A sensational story appeared in one of the nation’s oldest newspapers about the president’s private financial records, prompting him to fully disclose the information as soon as possible.
President Donald Trump is challenging a New York Times article that accused him of not paying any personal income tax in 10 out of the past 15 years. The paper also claimed he paid $750 in federal income taxes in 2016 and a further $750 during the following year according to Reuters.
After repeatedly refusing to release eight years of tax returns to the Democrats, the president believes now is the time to come clean and finally set the record straight on whether he met all of his tax obligations.
“It is totally fake news, made-up fake … totally fake news,” he said in a video shared by Reuters. “Actually, I paid tax and you will see that as soon as my tax returns [are made public.] It is under audit, they have been under audit for a long time … and when they are not I would be proud to show [them.]”
The remarks came after the Democratic Party subjected the president to four years of political and judicial pressure to force him to disclose personal financial information.
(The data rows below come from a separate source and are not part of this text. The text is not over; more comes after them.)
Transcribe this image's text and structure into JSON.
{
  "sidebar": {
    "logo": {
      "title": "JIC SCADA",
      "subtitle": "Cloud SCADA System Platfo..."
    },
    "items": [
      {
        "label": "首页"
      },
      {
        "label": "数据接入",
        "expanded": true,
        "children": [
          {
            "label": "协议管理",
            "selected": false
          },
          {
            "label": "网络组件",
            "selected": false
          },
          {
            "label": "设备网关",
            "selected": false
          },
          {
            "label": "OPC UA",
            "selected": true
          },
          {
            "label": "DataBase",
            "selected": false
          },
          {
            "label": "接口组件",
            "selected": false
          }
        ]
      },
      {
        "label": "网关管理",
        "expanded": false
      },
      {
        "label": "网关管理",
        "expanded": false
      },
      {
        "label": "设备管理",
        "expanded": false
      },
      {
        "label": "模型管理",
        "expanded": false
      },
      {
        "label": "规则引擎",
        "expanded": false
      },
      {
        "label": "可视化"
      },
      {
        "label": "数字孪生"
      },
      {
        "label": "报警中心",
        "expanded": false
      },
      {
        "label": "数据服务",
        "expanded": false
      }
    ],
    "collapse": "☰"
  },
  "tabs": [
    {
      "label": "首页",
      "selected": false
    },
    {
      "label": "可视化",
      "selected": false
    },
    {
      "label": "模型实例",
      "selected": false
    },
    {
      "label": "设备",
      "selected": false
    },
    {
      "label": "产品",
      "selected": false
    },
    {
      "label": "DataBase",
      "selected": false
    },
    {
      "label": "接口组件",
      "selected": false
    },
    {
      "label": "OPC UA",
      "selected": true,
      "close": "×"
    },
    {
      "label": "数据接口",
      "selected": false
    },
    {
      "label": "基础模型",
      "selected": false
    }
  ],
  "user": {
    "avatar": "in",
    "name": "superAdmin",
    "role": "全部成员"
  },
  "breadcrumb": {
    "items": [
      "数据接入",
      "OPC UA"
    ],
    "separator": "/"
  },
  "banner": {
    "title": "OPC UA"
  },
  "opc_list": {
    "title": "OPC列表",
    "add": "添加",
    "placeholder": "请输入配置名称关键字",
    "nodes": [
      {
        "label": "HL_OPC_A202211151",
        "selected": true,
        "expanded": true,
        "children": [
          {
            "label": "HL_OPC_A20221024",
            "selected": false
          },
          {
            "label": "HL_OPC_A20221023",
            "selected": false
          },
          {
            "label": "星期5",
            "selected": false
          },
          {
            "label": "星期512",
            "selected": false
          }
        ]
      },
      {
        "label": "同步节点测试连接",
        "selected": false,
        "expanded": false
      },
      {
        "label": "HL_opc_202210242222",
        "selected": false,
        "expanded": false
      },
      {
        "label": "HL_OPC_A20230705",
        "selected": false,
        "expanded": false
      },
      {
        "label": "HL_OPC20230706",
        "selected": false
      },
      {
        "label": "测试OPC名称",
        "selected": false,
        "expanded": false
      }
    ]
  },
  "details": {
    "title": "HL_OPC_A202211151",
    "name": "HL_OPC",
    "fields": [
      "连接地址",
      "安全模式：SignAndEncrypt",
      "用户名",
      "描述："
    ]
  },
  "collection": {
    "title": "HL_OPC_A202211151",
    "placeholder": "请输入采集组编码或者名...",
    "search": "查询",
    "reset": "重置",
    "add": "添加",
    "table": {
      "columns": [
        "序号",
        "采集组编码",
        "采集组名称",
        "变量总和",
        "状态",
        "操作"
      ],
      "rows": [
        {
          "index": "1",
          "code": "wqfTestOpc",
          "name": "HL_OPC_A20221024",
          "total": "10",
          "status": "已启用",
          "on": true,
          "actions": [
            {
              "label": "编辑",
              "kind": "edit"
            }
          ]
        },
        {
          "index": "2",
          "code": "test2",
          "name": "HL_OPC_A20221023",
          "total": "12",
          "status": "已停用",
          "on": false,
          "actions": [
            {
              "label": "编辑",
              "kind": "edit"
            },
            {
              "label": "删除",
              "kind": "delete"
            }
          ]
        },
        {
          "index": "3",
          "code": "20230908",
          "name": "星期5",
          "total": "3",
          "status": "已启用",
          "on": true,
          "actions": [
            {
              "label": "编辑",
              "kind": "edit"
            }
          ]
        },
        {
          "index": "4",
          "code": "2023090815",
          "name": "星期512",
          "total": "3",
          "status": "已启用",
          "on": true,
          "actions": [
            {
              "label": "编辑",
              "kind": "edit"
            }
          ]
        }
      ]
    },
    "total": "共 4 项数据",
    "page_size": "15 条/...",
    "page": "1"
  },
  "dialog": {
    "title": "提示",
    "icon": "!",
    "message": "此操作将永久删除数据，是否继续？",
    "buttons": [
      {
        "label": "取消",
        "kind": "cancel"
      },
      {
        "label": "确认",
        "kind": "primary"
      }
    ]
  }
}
The matter is still before the Second U.S. Circuit Court of Appeals in New York City where Manhattan District Attorney Cyrus Vance is believed to have already obtained the tax returns.
RedState accused Vance or one of his subordinates of leaking the documents to the New York Times.
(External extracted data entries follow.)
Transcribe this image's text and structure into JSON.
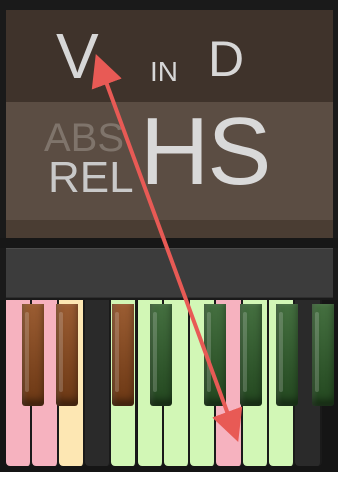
{
  "header": {
    "v_label": "V",
    "in_label": "IN",
    "d_label": "D",
    "abs_label": "ABS",
    "rel_label": "REL",
    "hs_label": "HS"
  },
  "keyboard": {
    "white_keys": [
      {
        "color": "#f6b2bf"
      },
      {
        "color": "#f6b2bf"
      },
      {
        "color": "#fde7b3"
      },
      {
        "color": "#2a2a2a"
      },
      {
        "color": "#d2f7b6"
      },
      {
        "color": "#d2f7b6"
      },
      {
        "color": "#d2f7b6"
      },
      {
        "color": "#d2f7b6"
      },
      {
        "color": "#f6b2bf"
      },
      {
        "color": "#d2f7b6"
      },
      {
        "color": "#d2f7b6"
      },
      {
        "color": "#2a2a2a"
      }
    ],
    "black_keys": [
      {
        "color": "#8f4a1b"
      },
      {
        "color": "#8f4a1b"
      },
      {
        "color": "#8f4a1b"
      },
      {
        "color": "#2f5f2a"
      },
      {
        "color": "#2f5f2a"
      },
      {
        "color": "#2f5f2a"
      },
      {
        "color": "#2f5f2a"
      },
      {
        "color": "#2f5f2a"
      }
    ]
  },
  "annotation": {
    "arrow_color": "#e85a55"
  }
}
“We know Vance has obtained all of the financial records Trump had on file with Deutsche Bank, his primary lender,” RedState Managing Editor Streiff said. “We know Deutsche Bank complied with the subpoena and, via the New York Times, we know that these records go back into the 1990s or, in the parlance of the day, they ‘over two decades.'”
The Oval Office blames both the paper and Internal Revenue Service (IRS) for breaching the president’s privacy.
“The IRS does not treat me well, they treat me like the Tea Party … [and] very badly,” the president said. “The New York Times tried the same thing, they want to create a little bit of a story … I think somebody said they were going to do a negative story, they always do, they only do negative stories.”
The president previously warned releasing his private information from accounting firm Mazars USA would expose him to “irreparable harm,” and the U.S. Supreme Court should intervene in Vance’s subpoena for the tax returns, a Reuters report said. He is appealing against the U.S. district court’s failure to block the subpoena.
Manhattan Judge Victor Marrero previously upheld a grand jury subpoena from Vance to collect the information, even though doing so would be “wildly overboard” and issued in bad faith. Marrero feared granting presidential immunity to the subpoena could constitute “undue expansion.”
“Justice requires an end to this controversy,” he said in his 103-page judgment, according to Reuters.